There was something fun about setting up a mystic mystery with some Yellow-Peril-styled wizard, and then having Conan split his head open before he could get a spell off. It was subverting a trope that writers like Sax Rohmer had been using for decades, along with slews of lesser authors of “exotic” adventure fiction. The wizard always has another trick up his sleeve, and the heroes often stand maddeningly and gawp while the sorcerer (or his equivalent) pulls ropes, flips levers, or steps on suspiciously-colored sections of floor just as the lights go out.

Once Conan had been through a few adventures, it was obvious that he was physically far superior to anyone he faced. The reader didn’t really worry about it, and it was harder and harder to pit him against opponents who posed a credible threat. All of Howard’s heroes were like this – they were so badass that making us worry about them got harder and harder.

Hence the mysteries and misdirections. We knew that once he comes face to face with his foes, whatever Howard hero we are following will handily wipe the floor with them. Howard was good at action, and he strove mightily to make the fights seem bloody and dangerous, like every one was a near thing. He was good enough at it that he was able to carry you past the fact that you know the hero is not going to lose.

The writer has to make the way his hero solves a problem seem exciting, not a foregone conclusion. The problem with building your hero up into an unstoppable killing machine is that you start having trouble using violence as a problem solver. This is a common weakness with second-rate S&S. Hack writers see the violence and like it (and well-done violence can be a real pleasure), and they want to imitate that.

But if your protagonist is The Best at violence, then all the violence in the story has less tension, because the reader does not seriously believe the hero can’t win, or won’t win. The violence becomes dull, and in response the bad writer pumps it up more and more, verging into exaggeration and hyperbole that make the suspension of disbelief impossible.

Under these circumstances, you have to make something besides pure violence the solution to the story’s problems. Violence should still be part of it, because this is Sword & Sorcery, but you need something else.

Some writers then resort to magic, which has its own set of problems. Unless your character is a wizard – which most S&S heroes are not – then the magic has to come from somebody or something else. Useful magic has to be difficult and dangerous, it has to have a price. If it does, then you have something you can work with, especially if the character knows the cost ahead of time and still chooses to use it. Sacrifice always makes for a good ending.

But it risks reducing your character, if you do it that way. The power to defeat the enemy should come from within the hero or from a decision they make, not from some magical doodad. You run the risk of falling into High Fantasy tropes of using the Magic Thing to defeat the Bad Thing, and your characters feel superfluous.

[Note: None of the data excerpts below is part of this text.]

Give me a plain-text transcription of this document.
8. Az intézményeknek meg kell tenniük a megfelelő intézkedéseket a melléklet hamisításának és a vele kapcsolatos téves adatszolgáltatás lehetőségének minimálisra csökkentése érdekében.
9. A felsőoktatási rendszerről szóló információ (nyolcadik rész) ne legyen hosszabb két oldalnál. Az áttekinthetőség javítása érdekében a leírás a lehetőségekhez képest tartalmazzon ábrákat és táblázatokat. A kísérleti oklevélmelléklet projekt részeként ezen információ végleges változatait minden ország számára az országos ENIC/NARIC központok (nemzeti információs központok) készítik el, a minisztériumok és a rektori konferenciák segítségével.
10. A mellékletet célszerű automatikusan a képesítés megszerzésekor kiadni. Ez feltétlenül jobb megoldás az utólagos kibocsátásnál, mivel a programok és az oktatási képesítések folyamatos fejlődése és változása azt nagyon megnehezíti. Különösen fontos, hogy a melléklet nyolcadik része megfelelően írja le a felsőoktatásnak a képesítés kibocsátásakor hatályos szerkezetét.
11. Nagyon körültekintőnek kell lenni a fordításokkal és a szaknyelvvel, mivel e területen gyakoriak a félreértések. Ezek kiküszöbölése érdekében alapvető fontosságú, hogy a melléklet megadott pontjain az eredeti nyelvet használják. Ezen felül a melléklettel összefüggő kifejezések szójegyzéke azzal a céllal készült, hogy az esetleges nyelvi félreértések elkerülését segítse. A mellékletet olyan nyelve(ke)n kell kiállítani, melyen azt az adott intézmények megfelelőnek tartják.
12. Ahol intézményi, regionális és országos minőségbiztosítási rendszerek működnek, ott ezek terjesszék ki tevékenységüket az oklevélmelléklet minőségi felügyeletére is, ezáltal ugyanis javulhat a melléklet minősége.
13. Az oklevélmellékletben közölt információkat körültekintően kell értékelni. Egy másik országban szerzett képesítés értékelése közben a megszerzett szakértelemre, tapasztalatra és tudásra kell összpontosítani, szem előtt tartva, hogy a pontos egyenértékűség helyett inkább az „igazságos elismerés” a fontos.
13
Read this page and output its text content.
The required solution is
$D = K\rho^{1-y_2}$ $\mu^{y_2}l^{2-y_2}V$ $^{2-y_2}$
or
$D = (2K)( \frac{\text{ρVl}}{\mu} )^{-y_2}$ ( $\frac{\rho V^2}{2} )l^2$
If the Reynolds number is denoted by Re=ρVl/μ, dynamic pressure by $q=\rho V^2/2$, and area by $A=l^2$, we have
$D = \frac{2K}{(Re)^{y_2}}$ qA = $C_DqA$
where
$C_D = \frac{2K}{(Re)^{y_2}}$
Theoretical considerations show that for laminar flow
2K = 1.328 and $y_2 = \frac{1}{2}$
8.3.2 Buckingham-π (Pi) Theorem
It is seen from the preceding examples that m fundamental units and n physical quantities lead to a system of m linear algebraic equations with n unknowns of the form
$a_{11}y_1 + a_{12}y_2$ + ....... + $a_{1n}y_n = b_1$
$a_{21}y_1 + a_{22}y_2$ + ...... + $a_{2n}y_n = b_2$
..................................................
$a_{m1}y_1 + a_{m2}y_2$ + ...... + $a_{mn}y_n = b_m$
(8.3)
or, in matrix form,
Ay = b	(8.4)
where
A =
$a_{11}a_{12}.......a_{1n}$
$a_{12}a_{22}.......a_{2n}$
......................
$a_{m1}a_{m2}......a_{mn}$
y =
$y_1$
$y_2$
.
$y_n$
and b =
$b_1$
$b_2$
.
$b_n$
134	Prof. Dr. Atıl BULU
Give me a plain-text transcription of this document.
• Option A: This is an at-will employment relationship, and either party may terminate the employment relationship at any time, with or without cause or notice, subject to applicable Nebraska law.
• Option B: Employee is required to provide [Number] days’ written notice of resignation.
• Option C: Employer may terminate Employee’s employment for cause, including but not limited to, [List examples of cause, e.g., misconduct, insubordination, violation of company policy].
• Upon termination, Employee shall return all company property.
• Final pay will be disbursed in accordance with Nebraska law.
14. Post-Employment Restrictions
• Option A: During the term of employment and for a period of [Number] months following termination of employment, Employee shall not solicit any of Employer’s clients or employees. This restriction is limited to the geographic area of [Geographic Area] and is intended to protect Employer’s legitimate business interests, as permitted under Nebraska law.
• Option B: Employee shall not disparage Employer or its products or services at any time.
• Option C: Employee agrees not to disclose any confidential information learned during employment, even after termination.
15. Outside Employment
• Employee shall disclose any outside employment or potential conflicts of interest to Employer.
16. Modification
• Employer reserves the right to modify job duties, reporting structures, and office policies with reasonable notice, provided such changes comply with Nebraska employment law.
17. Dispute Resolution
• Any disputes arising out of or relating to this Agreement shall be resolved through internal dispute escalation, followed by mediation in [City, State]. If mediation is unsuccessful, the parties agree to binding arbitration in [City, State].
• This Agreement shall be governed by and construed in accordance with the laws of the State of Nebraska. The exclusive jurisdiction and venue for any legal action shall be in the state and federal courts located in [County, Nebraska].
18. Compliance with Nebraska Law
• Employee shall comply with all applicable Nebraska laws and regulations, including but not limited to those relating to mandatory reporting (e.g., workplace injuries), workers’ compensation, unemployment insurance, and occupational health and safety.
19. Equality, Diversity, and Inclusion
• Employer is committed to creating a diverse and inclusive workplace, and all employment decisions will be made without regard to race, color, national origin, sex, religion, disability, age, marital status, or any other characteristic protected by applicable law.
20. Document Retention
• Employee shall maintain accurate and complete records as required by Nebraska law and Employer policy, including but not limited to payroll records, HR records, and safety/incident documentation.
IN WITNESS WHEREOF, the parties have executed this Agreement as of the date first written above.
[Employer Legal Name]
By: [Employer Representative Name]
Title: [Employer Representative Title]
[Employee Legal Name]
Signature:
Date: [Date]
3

So it all presents its own set of problems. This is an action genre, and we want the action to mean something, but the battles can’t feel like a foregone conclusion. There has to be risk and danger, but we don’t want it to become unbelievable, as our hero is supposed to be good at this. There should be magic, but we can’t use the magic to solve all the problems presented by the antagonist. Ideally, any magic used by the hero should serve only to negate a magical advantage from the villain, so that they are once again on an even footing. Fairness in conflict is an excellent source of drama and excitement, and if things are not fair, then they should be stacked against your protagonist, not for them.